AURONZO (BELLUNO) - Sale fino al Rifugio Auronzo per fotografare la luna piena incastonata in uno dei panorami più iconici delle Dolomiti e sulla via del ritorno muore d'infarto. È finita nel modo più tragico l'escursione serale di un appassionato di fotografia di Ravenna, 65 anni, che ieri aveva deciso di approfittare del cielo tersissimo per fare qualche foto da una posizione privilegiata. L'uomo, amante degli scatti naturalistici, non ha resistito al fascino dell'ambiente che circonda Misurina e alla possibilità di salire in quota per riprenderlo in tutta la sua bellezza.

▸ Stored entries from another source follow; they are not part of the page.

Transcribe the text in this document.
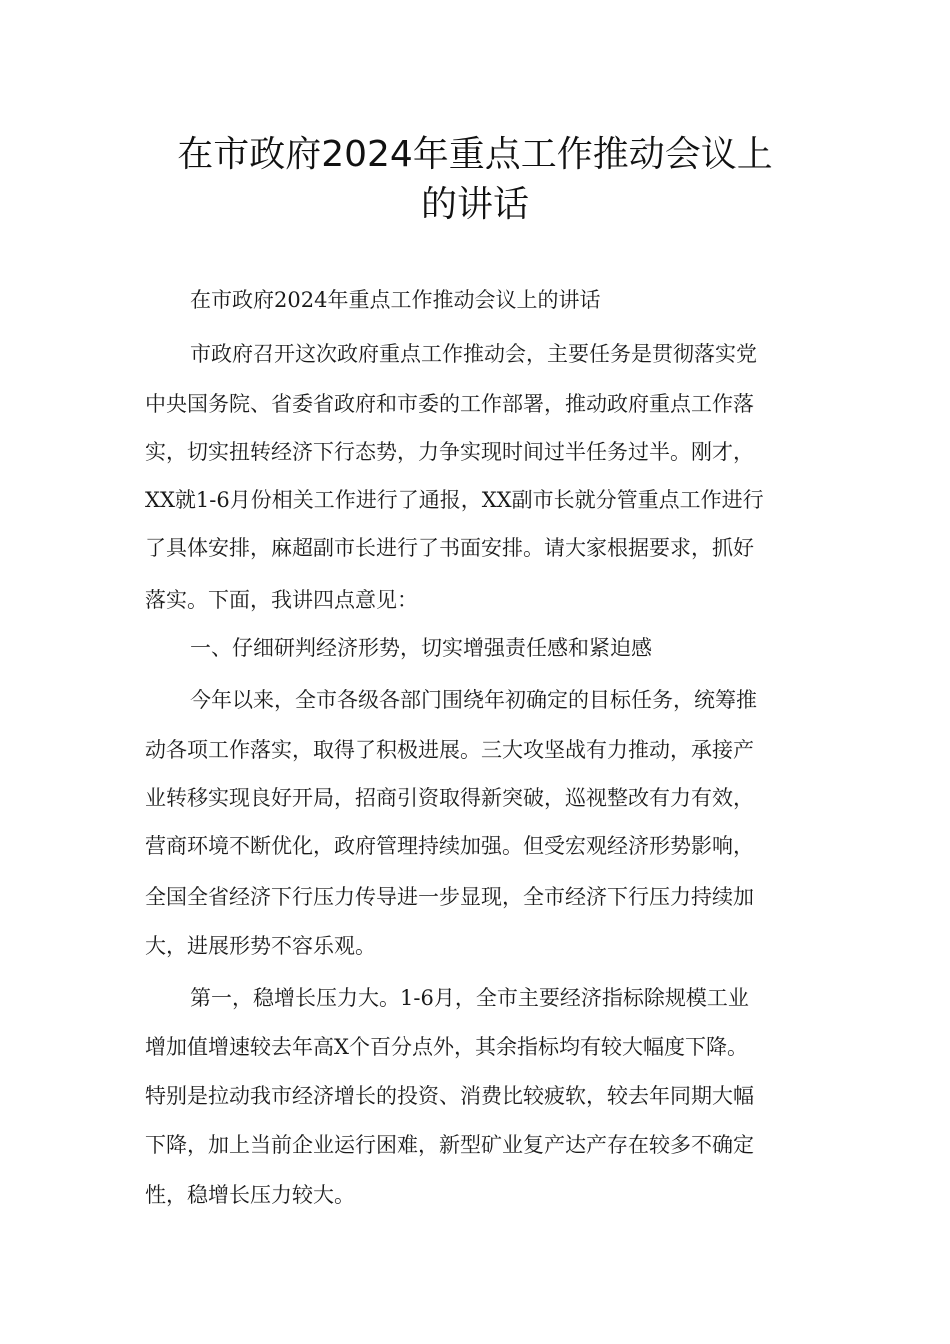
在市政府2024年重点工作推动会议上
的讲话
在市政府2024年重点工作推动会议上的讲话
市政府召开这次政府重点工作推动会，主要任务是贯彻落实党
中央国务院、省委省政府和市委的工作部署，推动政府重点工作落
实，切实扭转经济下行态势，力争实现时间过半任务过半。刚才，
XX就1-6月份相关工作进行了通报，XX副市长就分管重点工作进行
了具体安排，麻超副市长进行了书面安排。请大家根据要求，抓好
落实。下面，我讲四点意见：
一、仔细研判经济形势，切实增强责任感和紧迫感
今年以来，全市各级各部门围绕年初确定的目标任务，统筹推
动各项工作落实，取得了积极进展。三大攻坚战有力推动，承接产
业转移实现良好开局，招商引资取得新突破，巡视整改有力有效，
营商环境不断优化，政府管理持续加强。但受宏观经济形势影响，
全国全省经济下行压力传导进一步显现，全市经济下行压力持续加
大，进展形势不容乐观。
第一，稳增长压力大。1-6月，全市主要经济指标除规模工业
增加值增速较去年高X个百分点外，其余指标均有较大幅度下降。
特别是拉动我市经济增长的投资、消费比较疲软，较去年同期大幅
下降，加上当前企业运行困难，新型矿业复产达产存在较多不确定
性，稳增长压力较大。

Del resto quello delle ciaspolate sulla neve sotto la luce lunare o della discesa con lo slittino dal Rifugio Auronzo è uno dei tanti elementi di forte richiamo nelle notti invernali di Misurina. Ecco allora l'idea: farsi trasportare da un amico auronzano, collaboratore del servizio di motoslitte, anche lui pervaso dalla stessa passione. I due sono così saliti al Rifugio Auronzo, che in questo periodo è chiuso, ai piedi del versante meridionale delle celebri Tre Cime di Lavaredo. Al diavolo il freddo pungente, abbondantemente al di sotto dei 10 gradi negativi: la luna piena in un simile contesto è un'occasione da non perdere. Saliti ai 2300 metri del Rifugio, con i loro obiettivi fra lo sbrilluccicare della neve hanno potuto spaziare su Auronzo e Misurina illuminate ai loro piedi, sui pinnacoli dei Cadini, sulle Tre Cime, sul Sorapis, sul Cristallo, sul Monte Piana, sulla Croda Rossa d'Ampezzo. Tutto meraviglioso.